Puis elle partit. Aucun homme ne tenta de l'en empêcher, ayant certainement peur de représailles de la part d'ils ne savaient quelle famille influente. Nim, un instant choqué, la suivit et tous deux sortirent de la salle pour se diriger vers l'extérieur du navire. Une fois assez loin et certain que personne n'écoutait, Nim s'autorisa un :
« Pourrais-je savoir ce qui vous a pris ?
- Je viens de sauver notre couverture et vos miches au passage alors de rien.
- Qu… Quoi ? S'offusqua Nim
- Les infiltrations se font en douceur. Fureter partout dès le premier jour crée forcément des suspicions. Vous auriez pu vous contenter de quelques pièces ou prétexter chercher les toilettes. Personne ne vous a donné de formation pour vous adapter ? »
Le soldat ne répondit rien à cette question et préféra énoncer ses inquiétudes.
« Nous allons donc juste partir ? Nous ne pouvons pas nous permettre de retourner à la base bredouille. L'Amiral…
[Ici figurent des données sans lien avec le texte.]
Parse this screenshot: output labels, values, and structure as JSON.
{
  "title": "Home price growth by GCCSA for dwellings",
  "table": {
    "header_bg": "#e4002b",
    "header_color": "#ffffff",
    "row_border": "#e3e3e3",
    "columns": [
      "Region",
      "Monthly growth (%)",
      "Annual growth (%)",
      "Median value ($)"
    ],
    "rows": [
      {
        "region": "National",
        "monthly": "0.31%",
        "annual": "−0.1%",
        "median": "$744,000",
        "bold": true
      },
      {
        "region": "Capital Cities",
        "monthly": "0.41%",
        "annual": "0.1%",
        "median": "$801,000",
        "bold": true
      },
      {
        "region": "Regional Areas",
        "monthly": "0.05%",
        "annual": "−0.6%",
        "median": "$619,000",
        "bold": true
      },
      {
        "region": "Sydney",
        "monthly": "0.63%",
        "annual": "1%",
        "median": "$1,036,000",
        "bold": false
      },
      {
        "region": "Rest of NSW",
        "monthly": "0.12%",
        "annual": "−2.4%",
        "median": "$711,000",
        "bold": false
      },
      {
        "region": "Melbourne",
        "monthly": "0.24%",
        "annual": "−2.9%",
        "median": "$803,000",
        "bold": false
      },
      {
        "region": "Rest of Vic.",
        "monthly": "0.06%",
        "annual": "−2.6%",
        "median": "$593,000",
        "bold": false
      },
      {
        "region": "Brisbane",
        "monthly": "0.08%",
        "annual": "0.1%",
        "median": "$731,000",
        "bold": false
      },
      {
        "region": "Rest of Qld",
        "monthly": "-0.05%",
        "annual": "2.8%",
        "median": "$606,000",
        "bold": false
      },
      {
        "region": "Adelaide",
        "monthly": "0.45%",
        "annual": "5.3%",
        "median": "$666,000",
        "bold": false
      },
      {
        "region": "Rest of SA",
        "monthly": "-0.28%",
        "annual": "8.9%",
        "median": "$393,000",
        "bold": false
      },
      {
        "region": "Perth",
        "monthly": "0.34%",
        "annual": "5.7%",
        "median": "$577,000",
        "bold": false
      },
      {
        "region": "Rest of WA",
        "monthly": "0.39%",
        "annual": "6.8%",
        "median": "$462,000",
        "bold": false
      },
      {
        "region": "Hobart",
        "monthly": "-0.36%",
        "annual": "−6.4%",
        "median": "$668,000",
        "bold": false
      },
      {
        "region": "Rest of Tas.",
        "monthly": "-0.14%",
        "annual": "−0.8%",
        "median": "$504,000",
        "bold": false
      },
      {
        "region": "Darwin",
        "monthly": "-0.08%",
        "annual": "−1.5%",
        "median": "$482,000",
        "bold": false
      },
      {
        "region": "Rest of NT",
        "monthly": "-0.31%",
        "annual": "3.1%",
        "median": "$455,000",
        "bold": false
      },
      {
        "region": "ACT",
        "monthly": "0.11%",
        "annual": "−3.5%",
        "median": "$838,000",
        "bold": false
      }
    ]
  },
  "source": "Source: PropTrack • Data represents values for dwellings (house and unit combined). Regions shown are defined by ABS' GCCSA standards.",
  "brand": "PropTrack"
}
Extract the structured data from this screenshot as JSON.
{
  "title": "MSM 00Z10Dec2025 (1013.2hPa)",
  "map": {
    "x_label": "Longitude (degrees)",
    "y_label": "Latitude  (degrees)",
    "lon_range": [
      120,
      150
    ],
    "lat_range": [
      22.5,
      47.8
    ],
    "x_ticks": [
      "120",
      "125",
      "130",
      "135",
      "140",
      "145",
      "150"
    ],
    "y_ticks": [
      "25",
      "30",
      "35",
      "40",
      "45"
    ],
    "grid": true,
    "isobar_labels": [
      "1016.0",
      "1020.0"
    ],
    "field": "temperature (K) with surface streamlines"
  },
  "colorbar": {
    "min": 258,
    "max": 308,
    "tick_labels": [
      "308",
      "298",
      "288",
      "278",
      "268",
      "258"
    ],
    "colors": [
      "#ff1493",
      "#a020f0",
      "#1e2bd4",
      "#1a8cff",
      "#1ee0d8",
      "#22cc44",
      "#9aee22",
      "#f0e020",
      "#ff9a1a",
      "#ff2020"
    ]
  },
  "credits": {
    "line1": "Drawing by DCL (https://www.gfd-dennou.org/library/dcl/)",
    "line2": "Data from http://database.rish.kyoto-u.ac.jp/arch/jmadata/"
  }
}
- Ne soyez pas bêtes. Nous n'aurons pas à partir. Volotov va revenir s'excuser platement pour le quiproquo, va proposer de nous compenser. Il faudra refuser au début pour la forme parce qu'ils ont tous tendance à proposer moins que ce qu'ils peuvent réellement dédommager et, surtout, bien faire comprendre que ce qu'ils proposent n'est rien comparé à l'immense fortune que nous possédons. Nous aurons des plates excuses, je ne sais combien de trésors et l'avantage de pouvoir circuler librement sur le navire le temps de l'exposition. Des questions ?
- … Vous avez l'air un peu trop bien dans votre élément.
- Je n'ai pas eu d'autres choix que d'en faire mon élément. »
A peine étaient-ils arrivés sur le pont que la voix de Volotov se fit entendre. Ils se tournèrent pour le voir arriver en sueur.
« Je… Je suis navré pour la méprise...
- ''Méprise'' ? Vous appelez ce terrible incident une simple ''méprise'' ? Reprit aussitôt Navy en reprenant un ton hautain.
- N… Non. Ce n'est pas… Enfin.
- Et mon pauvre Nim ! Regardez ce que vous avez fait au visage de ce pauvre garçon. Il n'était déjà pas bien vif d'esprit ni particulièrement beau alors si vous lui retirez le peu de charme que son visage peut avoir. » Insista-t-elle en l'attrapant par les joues
Nim retint une grimace et marmonna entre ses dents :
« Je retiens, Ronan et cet affront ne restera pas impuni. »
Navy voulut répliquer mais avant de pouvoir ajouter quoi que ce soit, elle entendit un bruit sourd métallique, distinct. Instinctivement, elle lança Nim par-dessus bord, le plus loin possible et eut tout juste le temps d'ériger une barrière qu'une explosion détruisit le navire.